Saturday, 20 de April de 2024 ISSN 1519-7670 - Ano 24 - nº 1284

O paradoxo dos anos dourados

CASO ROSENBERG


O Caso Rosenberg ? 50 anos depois, de Assef Kfouri, 332 pp., Editora Códex, São Paulo, 2003; R$40,00


[do release da editora]

Em 1951, os judeus nova-iorquinos Julius e Ethel Rosenberg foram acusados de espionagem e de ter passado para os soviéticos os segredos da bomba atômica americana, condenados à morte e, dois anos depois, executados na cadeira elétrica do presídio de Sing Sing. Durante décadas acreditou-se na inocência do casal, tidos como vítimas da histeria anticomunista pois, se hoje as vítimas de preconceito nos Estados Unidos são os muçulmanos, há 50 anos eram os comunistas e os judeus.

O Caso Rosenberg ? 50 anos depois, do jornalista Assef Kfouri, é uma fascinante narrativa deste que é um dos mais rumorosos imbróglios judiciais da história contemporânea, comparável ao célebre julgamento de Dreyfus, na França de fins do século 19. Depois de extensas pesquisas em livros, periódicos, documentos governamentais, transcrições processuais e entrevistas, o autor conta em detalhes a vida, as atividades de espionagem, a prisão, o julgamento e a execução dos Rosenberg.

Intrigante e dramática, a história do casal Rosenberg reúne ingredientes de um thriller: espionagem, política, amor, delação, mentiras, complôs, erros judiciais, manifestações públicas, pedidos de clemência de personalidades mundiais e um fim trágico. Na noite de 19 de junho de 1953, minutos antes do início do Sabá judaico, Julius e depois Ethel caminharam estoicamente para a morte, proclamando-se inocentes. “Não fosse o real o autor dessa trama”, escreve Kfouri, “ela certamente seria inacreditável”.
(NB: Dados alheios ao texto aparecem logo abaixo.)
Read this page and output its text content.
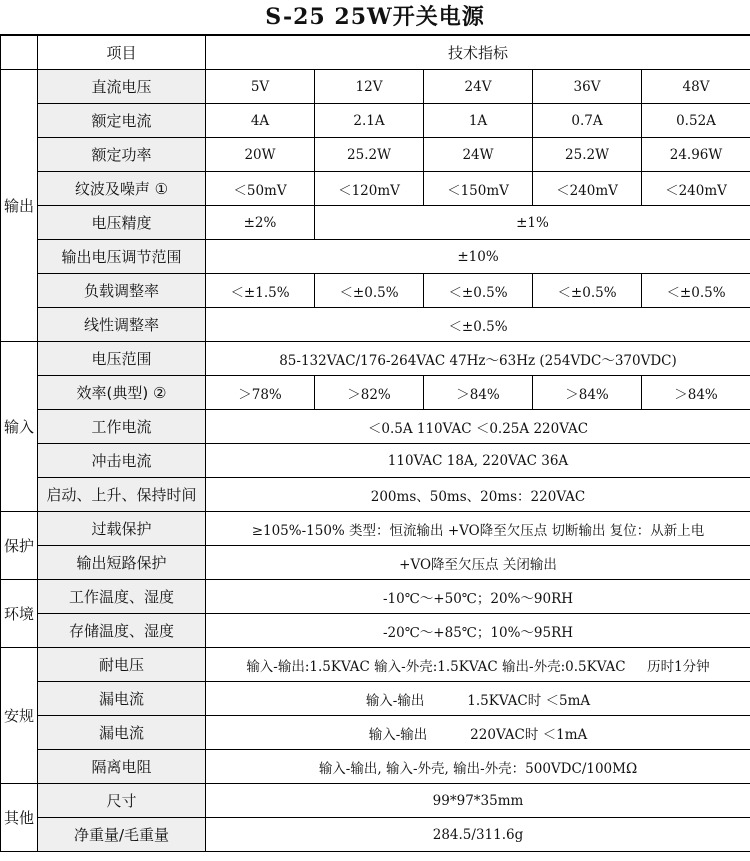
S-25 25W开关电源
	项目	技术指标				
输出	直流电压	5V	12V	24V	36V	48V
	额定电流	4A	2.1A	1A	0.7A	0.52A
	额定功率	20W	25.2W	24W	25.2W	24.96W
	纹波及噪声 ①	＜50mV	＜120mV	＜150mV	＜240mV	＜240mV
	电压精度	±2%	±1%			
	输出电压调节范围	±10%				
	负载调整率	＜±1.5%	＜±0.5%	＜±0.5%	＜±0.5%	＜±0.5%
	线性调整率	＜±0.5%				
输入	电压范围	85-132VAC/176-264VAC 47Hz～63Hz (254VDC～370VDC)				
	效率(典型) ②	＞78%	＞82%	＞84%	＞84%	＞84%
	工作电流	＜0.5A 110VAC ＜0.25A 220VAC				
	冲击电流	110VAC 18A, 220VAC 36A				
	启动、上升、保持时间	200ms、50ms、20ms：220VAC				
保护	过载保护	≥105%-150% 类型：恒流输出 +VO降至欠压点 切断输出 复位：从新上电				
	输出短路保护	+VO降至欠压点 关闭输出				
环境	工作温度、湿度	-10℃～+50℃；20%～90RH				
	存储温度、湿度	-20℃～+85℃；10%～95RH				
安规	耐电压	输入-输出:1.5KVAC 输入-外壳:1.5KVAC 输出-外壳:0.5KVAC     历时1分钟				
	漏电流	输入-输出          1.5KVAC时 ＜5mA				
	漏电流	输入-输出          220VAC时 ＜1mA				
	隔离电阻	输入-输出, 输入-外壳, 输出-外壳：500VDC/100MΩ				
其他	尺寸	99*97*35mm				
	净重量/毛重量	284.5/311.6g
A condenação do casal provocou manifestações de protesto em todo o mundo, e atrás delas estava a máquina de propaganda do comunismo internacional. O julgamento e a condenação dos Rosenberg suscitou tamanha polêmica que chegou a abalar as relações entre os Estados Unidos e a França, que ainda guardava triste memória do caso Dreyfus. Petições por clemência, assinadas por Einstein, Picasso, Bertrand Russell, Chaplin, entre outros, foram ignoradas pelo presidente Eisenhower. Por sua vez, a Suprema Corte dos Estados Unidos omitiu-se, ao rejeitar os inúmeros recursos impetrados pela defesa, em face dos flagrantes erros processuais do julgamento.

A luz da verdade

Durante décadas, a inocência dos Rosenberg foi uma crença generalizada, uma verdade incontestável. Sustentando que eles tinham sido vítimas de uma farsa judicial, da histeria anticomunista e do anti-semitismo, as esquerdas americanas, como as de todo o mundo, cultuavam os Rosenberg como verdadeiros mártires.

Mas a verdade era bem outra. A liberação de documentos secretos da antiga União Soviética e dos arquivos Venona, guardados a sete chaves durante décadas pelo governo norte-americano, bem como as memórias de antigos chefes da inteligência da URSS, recentemente publicadas, jogaram uma luz definitiva sobre o caso. Julius Rosenberg, com a conivência passiva da esposa Ethel, chefiava uma das muitas redes de espionagem soviética em operação nos Estados Unidos no imediato pós-guerra, com ramificações nos altos escalões do governo federal. E mais: ele estivera diretamente envolvido no roubo de segredos militares e industriais, como os da bomba atômica produzida em Los Alamos.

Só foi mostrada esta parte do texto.